Google is exploring employing Android and iOS devices as if they were physical security keys in an effort to combat phishing attacks. At Google I/O annual developer conference, the company announced to adopt functionality of security keys such as its own Titan Security Key into mobile devices, which will utilise Bluetooth to verify that they are in close proximity to the device the user wishes to log into.
“Like physical security keys, this helps prevent a distant attacker from tricking you into approving a sign-in on their browser, giving us an added layer of security against the kind of ‘person in the middle’ attacks that can still work against SMS or Google Prompt,” said Google engineer Daniel Margolis in a blog post.

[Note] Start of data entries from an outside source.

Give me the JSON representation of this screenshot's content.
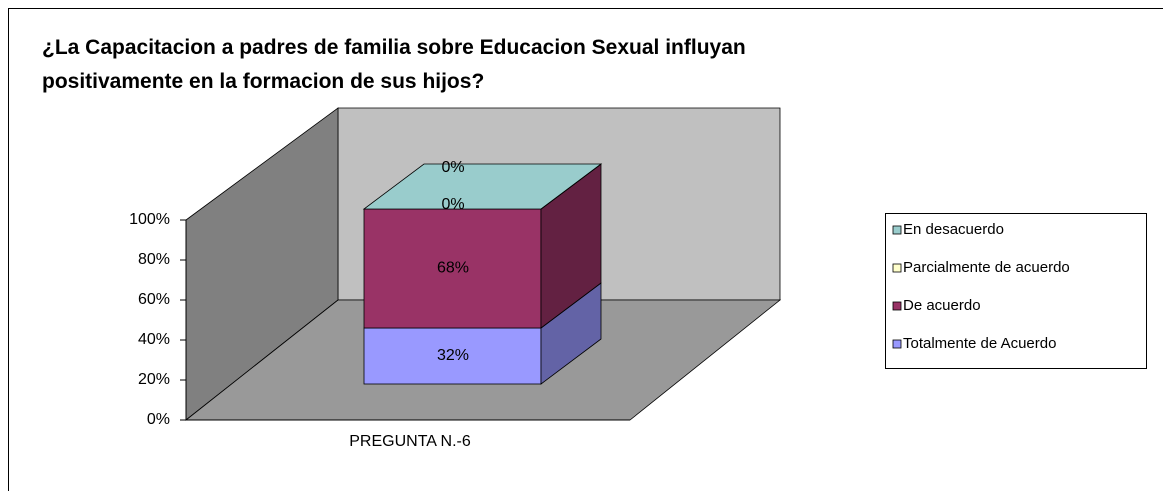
{
  "chart_data": {
    "type": "bar3d_stacked",
    "title": "¿La Capacitacion a padres de familia sobre Educacion Sexual influyan positivamente en la formacion de sus hijos?",
    "categories": [
      "PREGUNTA N.-6"
    ],
    "series": [
      {
        "name": "Totalmente de Acuerdo",
        "color": "#9999ff",
        "values": [
          32
        ],
        "value_labels": [
          "32%"
        ]
      },
      {
        "name": "De acuerdo",
        "color": "#993366",
        "values": [
          68
        ],
        "value_labels": [
          "68%"
        ]
      },
      {
        "name": "Parcialmente de acuerdo",
        "color": "#ffffcc",
        "values": [
          0
        ],
        "value_labels": [
          "0%"
        ]
      },
      {
        "name": "En desacuerdo",
        "color": "#99cccc",
        "values": [
          0
        ],
        "value_labels": [
          "0%"
        ]
      }
    ],
    "ylim": [
      0,
      100
    ],
    "yticks": [
      {
        "value": 0,
        "label": "0%"
      },
      {
        "value": 20,
        "label": "20%"
      },
      {
        "value": 40,
        "label": "40%"
      },
      {
        "value": 60,
        "label": "60%"
      },
      {
        "value": 80,
        "label": "80%"
      },
      {
        "value": 100,
        "label": "100%"
      }
    ],
    "legend": "right"
  }
}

The tech behemoth will also increase the types of Google Prompt challenges that users may encounter in the event of failed and/or suspicious login attempts. Consequently, a new Google Prompt challenge will require users to connect their mobile devices to the same Wi-Fi network as the device they are attempting to get into. Google also intends to strengthen phishing defences for its Google Suite services, such as Docs, Sheets, and Slides.
Google also stated that their new security push may not function everywhere, particularly on devices that lack Bluetooth or browsers that lack security keys. In order to prevent attackers from taking advantage of inaccessible security keys, the corporation reportedly provides backups.
“Over time, as FIDO2 authentication becomes more widely available, we expect to be able to make it the default for many of our users, and to rely on stronger versions of our existing challenges to provide secure fallbacks,” Daniel adds.
Google stated that phishing attacks have long been viewed as a persistent threat, but current breakthroughs provide them with the capacity to help more of their users remain safe online.